Predictions of an imminent popular uprising have not materialised. The biblical reference to the 'ten plagues', invoked by the Prime Minister on the eve of Passover, remains an unfulfilled metaphor: unlike the story of the Exodus, there has been no decisive conclusion. Israel has struck hard at its adversaries, but final victory continues to elude it. Instead, the government is proposing a strategy of partial results and intermittent conflicts, with the possibility of returning to combat in the future. This is an option that is far from being ruled out. With the US elections just around the corner, Trump is unlikely to be able to afford to open a new conflict. Moreover, it is by no means certain that a potential White House successor would guarantee the same level of military support.
In Israel, war is no longer just a matter of security; it has become a domestic political battleground. This time, however, the most insidious front for Benjamin Netanyahu is neither in Gaza nor on the Lebanese border. It is at home. From Tel Aviv to Jerusalem, thousands of demonstrators took to the streets again last Saturday, carrying placards bearing slogans such as 'No more war, no more broken promises, no more leadership without results'. It is not just dissent; it is growing, widespread mistrust. Families of reservists, former soldiers, students and workers are all involved. Together, they form a mosaic that tells the story of a country tired of fighting without winning. The images speak for themselves: Israeli flags are waved alongside anti-government placards and chants calling for early elections. Direct accusations are levelled at an executive perceived as incapable of resolving the conflicts it starts. There is just one word that keeps coming up: failure.
Netanyahu’s strategy is under fire, with accusations that he is dragging the country into a never-ending series of fruitless conflicts. Gaza, Lebanon, Iran: different fronts, same outcome. It is a logic that many Israelis no longer accept. “You cannot live in a state of permanent war,” shout the demonstrators. Behind the protests lie months of mobilisation, an economy under pressure and communities in the south and north that are still exposed to real threats. The promise of total security has turned into a widespread perception of chronic instability.

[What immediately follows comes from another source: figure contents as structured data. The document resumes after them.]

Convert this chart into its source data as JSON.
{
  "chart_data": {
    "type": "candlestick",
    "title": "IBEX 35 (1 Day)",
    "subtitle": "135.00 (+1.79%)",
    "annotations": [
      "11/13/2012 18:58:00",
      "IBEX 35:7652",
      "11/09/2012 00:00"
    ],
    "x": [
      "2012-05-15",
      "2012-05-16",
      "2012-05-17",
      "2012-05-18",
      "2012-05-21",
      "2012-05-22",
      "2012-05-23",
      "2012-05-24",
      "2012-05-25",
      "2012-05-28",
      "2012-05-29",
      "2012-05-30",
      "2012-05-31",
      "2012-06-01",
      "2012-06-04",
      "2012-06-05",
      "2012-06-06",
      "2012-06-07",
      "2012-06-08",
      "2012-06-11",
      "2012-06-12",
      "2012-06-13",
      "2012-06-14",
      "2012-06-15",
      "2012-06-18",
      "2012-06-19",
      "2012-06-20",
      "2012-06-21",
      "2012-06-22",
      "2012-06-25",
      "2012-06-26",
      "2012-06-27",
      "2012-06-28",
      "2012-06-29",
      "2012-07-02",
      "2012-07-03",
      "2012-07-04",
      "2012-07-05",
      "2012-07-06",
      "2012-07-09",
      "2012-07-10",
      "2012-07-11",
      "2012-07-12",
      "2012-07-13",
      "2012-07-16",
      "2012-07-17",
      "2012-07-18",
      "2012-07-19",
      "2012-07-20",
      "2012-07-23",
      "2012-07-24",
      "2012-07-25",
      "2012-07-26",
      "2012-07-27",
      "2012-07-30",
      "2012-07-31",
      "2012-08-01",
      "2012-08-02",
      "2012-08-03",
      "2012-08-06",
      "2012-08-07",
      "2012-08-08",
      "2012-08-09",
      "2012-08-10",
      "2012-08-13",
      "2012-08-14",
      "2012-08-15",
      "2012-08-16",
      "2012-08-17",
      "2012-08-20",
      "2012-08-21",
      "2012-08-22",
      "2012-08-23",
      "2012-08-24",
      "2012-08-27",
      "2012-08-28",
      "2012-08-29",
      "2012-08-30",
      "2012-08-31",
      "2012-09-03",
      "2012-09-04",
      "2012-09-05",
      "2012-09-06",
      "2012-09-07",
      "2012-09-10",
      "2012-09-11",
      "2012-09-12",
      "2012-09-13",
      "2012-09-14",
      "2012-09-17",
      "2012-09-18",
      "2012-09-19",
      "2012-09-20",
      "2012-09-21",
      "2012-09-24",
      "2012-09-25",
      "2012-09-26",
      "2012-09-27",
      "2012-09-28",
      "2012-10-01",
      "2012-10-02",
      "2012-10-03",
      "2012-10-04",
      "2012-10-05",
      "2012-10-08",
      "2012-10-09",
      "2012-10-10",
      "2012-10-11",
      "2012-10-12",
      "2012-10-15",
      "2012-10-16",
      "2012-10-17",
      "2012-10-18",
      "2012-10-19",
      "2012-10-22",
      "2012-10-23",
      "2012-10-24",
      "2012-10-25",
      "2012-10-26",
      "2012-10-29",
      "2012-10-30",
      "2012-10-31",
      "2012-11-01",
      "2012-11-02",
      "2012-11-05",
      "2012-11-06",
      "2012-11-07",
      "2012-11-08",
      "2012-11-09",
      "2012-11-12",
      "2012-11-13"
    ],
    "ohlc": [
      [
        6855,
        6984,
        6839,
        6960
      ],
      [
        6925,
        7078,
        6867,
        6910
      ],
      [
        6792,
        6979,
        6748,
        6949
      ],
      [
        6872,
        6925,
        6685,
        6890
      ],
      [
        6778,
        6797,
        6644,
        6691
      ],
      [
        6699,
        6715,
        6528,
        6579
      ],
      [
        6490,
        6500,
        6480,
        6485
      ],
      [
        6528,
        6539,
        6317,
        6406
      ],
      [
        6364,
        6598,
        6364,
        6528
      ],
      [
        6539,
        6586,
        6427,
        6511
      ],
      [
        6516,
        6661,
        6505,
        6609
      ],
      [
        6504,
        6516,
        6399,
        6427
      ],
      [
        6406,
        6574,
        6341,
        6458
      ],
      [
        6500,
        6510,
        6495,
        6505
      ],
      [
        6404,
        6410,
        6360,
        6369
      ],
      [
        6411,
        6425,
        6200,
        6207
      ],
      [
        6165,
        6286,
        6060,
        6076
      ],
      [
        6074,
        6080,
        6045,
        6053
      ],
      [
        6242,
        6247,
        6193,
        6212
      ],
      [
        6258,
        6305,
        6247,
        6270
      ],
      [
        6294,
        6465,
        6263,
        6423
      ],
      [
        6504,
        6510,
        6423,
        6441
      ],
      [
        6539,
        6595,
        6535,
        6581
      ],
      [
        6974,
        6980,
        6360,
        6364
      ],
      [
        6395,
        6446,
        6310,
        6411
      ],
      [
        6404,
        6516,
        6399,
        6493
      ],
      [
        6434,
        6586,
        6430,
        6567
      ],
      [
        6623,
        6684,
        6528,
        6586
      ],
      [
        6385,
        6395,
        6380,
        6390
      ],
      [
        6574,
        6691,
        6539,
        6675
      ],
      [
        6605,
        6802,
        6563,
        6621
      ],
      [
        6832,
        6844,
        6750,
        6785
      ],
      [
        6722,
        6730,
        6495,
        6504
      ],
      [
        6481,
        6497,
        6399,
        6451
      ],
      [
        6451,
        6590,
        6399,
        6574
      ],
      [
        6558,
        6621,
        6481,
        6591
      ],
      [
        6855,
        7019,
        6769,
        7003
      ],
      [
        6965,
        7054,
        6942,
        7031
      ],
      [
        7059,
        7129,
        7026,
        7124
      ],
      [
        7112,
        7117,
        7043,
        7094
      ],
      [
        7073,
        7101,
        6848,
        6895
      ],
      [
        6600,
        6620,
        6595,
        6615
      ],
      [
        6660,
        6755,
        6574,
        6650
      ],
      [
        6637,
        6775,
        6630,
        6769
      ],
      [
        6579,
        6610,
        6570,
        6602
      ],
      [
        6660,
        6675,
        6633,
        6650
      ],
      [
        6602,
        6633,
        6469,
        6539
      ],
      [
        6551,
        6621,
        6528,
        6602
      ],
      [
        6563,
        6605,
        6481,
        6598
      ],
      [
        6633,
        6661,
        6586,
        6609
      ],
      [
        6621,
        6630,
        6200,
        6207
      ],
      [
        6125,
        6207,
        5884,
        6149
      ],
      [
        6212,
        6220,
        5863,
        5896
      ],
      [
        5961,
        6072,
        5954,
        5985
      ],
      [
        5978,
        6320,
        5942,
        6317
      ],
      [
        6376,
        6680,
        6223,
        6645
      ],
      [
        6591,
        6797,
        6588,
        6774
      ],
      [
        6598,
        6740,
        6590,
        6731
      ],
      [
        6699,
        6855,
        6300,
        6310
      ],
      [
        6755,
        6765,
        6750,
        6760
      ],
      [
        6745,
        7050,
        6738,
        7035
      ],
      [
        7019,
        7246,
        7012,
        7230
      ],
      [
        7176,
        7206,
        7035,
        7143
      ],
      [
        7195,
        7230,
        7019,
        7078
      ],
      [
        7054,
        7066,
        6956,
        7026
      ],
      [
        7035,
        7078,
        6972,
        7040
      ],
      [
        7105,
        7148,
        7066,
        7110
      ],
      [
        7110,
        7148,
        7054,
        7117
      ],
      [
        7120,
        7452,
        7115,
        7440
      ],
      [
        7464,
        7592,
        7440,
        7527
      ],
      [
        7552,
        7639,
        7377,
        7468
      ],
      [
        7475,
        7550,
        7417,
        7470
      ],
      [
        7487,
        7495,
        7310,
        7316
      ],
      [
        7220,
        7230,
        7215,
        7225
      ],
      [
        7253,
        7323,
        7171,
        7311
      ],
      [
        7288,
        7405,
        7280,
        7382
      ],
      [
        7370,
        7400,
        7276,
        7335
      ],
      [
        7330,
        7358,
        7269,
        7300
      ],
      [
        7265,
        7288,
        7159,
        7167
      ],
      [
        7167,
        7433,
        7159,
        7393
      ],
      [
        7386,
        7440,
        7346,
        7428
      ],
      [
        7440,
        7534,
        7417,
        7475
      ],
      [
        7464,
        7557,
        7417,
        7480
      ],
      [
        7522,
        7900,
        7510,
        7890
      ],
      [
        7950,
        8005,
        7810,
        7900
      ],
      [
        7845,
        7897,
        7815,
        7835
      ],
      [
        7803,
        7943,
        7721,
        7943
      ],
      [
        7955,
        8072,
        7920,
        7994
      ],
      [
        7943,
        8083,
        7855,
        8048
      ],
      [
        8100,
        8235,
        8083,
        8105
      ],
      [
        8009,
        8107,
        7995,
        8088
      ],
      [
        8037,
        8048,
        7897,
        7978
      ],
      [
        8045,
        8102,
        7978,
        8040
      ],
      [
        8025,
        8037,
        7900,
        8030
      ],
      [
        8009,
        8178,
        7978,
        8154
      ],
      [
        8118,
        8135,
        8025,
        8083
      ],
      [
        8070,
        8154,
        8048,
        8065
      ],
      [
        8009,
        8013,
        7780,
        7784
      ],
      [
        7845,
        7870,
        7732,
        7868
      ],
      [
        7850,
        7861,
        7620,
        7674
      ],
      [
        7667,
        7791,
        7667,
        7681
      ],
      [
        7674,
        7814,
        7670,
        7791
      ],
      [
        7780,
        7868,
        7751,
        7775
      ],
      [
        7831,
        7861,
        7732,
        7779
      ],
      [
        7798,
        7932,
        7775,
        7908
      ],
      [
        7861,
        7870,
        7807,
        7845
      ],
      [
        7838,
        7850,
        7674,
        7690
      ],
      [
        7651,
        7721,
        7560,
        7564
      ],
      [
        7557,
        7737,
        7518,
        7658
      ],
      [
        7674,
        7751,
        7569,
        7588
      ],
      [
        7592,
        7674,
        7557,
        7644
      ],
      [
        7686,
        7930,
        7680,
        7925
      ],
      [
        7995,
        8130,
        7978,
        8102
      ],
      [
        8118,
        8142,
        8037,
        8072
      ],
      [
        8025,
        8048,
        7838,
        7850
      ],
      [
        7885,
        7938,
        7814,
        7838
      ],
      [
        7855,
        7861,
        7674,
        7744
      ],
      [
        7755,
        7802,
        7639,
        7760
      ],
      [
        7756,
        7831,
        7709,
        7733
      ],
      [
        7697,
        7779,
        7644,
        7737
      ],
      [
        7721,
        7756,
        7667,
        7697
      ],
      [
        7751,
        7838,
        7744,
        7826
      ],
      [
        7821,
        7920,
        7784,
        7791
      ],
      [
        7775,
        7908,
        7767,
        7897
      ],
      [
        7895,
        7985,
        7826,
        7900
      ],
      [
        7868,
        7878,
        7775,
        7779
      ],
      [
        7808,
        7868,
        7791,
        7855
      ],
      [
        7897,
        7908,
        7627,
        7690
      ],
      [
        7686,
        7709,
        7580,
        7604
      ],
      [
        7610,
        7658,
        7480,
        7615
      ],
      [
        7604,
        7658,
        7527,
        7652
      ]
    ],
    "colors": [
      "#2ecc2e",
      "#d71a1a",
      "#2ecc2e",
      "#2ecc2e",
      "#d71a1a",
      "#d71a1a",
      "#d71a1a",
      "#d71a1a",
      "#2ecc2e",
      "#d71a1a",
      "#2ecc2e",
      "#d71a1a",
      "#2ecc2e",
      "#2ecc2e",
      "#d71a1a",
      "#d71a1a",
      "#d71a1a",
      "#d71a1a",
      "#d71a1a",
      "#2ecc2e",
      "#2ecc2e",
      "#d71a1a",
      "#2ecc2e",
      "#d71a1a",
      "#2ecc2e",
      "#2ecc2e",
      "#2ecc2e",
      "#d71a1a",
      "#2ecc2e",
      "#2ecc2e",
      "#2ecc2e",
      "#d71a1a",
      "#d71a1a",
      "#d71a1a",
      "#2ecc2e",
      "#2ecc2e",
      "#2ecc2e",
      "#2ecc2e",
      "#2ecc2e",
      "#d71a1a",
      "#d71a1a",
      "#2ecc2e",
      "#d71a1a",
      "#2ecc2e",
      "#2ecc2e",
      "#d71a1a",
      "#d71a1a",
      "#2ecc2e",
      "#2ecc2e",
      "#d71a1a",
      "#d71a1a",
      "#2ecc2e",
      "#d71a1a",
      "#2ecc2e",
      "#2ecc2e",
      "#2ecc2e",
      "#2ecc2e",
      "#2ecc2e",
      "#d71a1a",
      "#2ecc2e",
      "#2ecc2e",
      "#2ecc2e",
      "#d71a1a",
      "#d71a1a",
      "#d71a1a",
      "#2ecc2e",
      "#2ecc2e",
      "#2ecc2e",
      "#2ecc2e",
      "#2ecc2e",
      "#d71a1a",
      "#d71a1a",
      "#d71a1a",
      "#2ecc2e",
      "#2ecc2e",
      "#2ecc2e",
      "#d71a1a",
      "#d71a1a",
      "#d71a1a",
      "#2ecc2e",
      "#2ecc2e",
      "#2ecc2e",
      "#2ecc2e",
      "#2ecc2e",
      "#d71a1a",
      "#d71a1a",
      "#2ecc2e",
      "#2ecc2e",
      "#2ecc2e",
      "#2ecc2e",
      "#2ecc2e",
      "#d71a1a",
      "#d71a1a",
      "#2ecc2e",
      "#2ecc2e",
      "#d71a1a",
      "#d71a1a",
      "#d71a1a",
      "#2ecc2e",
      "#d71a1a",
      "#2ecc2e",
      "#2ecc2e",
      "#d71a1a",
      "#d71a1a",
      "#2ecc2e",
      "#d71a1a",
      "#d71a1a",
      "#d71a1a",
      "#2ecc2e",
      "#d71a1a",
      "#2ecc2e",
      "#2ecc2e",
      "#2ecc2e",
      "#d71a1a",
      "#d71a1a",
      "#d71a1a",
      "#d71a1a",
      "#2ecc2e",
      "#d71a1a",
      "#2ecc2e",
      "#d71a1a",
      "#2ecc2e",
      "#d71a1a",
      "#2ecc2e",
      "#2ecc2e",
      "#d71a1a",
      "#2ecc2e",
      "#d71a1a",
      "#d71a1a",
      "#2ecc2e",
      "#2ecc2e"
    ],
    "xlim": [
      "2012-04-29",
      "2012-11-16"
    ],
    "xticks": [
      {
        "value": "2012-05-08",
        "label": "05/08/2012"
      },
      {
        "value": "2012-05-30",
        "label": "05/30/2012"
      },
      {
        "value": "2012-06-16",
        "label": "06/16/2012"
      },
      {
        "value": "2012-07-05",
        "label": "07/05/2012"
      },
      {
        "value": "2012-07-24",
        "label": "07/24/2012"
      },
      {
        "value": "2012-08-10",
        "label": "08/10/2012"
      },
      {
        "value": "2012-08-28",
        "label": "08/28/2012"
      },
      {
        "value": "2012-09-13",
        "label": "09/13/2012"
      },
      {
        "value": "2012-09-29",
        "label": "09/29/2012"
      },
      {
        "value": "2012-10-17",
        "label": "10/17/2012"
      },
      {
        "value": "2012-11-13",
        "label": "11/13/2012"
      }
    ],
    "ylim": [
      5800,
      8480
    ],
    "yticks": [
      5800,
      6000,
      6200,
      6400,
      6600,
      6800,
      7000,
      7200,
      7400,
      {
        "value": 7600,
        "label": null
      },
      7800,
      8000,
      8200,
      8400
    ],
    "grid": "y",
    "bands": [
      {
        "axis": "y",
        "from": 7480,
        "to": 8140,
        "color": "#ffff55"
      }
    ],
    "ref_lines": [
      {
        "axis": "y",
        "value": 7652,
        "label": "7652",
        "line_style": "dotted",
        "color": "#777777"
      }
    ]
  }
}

Netanyahu appears increasingly isolated. His narrative of firmness, security and imminent victory is struggling to be believed.
The political risk is real. With elections on the horizon, discontent could manifest as a protest vote. For a leader who has built his image on these issues, being perceived as unable to deliver the promised victory would be a direct blow to his legitimacy. Israel remains a country at war. However, more and more Israelis are beginning to ask themselves: why? Above all, they are asking: for how long?